Examination of numerous security incidents has shown that timely audits of data could have helped detect unauthorized activity early and reduced the resulting financial impact. Various studies and surveys have concluded that a sizeable percentage of data breaches have been perpetrated using insider credentials, typically one with elevated access to systems and its data.
This is why policy-based conditional auditing for simplified configuration and management works best. Audit policies encapsulate audit settings and audit conditions allow auditing to be accelerated based on conditions associated with the database session. For example, an audit policy can be defined to include audits on all actions outside a specific IP address and username. Out-of-policy connections can be fully audited while no audit data will be generated for others, enabling highly selective and effective auditing.
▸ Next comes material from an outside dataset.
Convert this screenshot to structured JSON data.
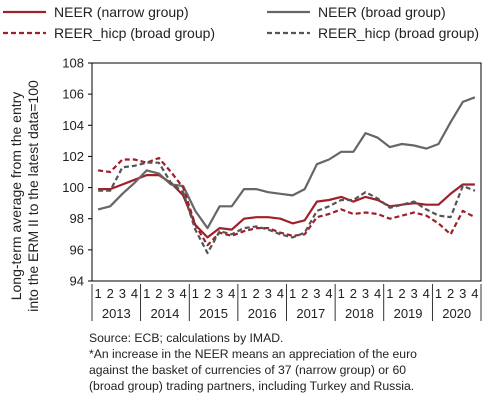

Developing Secure Applications
Most applications developed over the past 20 years use 3-tier architectures and connect as one big application user to the database. This shift in security models was driven by the Internet, the resulting ability to make applications easily accessible and the need to scale to thousands of users. At the same time, however, security requirements such as identity propagation, fine-grained security and auditing have become important security controls. Additionally, compliance and privacy regulations continue to emerge and threats to data continue to evolve. The number, size and frequency of data breaches seem to be accelerating.
Real application security provides a declarative interface that allows developers to define the data security policy, application roles, and application users with ease. It ensures uniform data security while securing end-user identity propagation – providing better security minus the performance trade-off.
Less headaches and more proactive measures against threats
Many Oracle customers in the government, banking and healthcare sectors have stringent requirements to follow. This is why newer and more robust security and compliance features were added to Oracle Database 12c. Here, the aim is to deliver what the industry needs – advanced security capabilities which include protective, detective and administrative controls. By providing a fully integrated security product/tool, businesses can make better decisions and take a more proactive approach towards preventing data crime.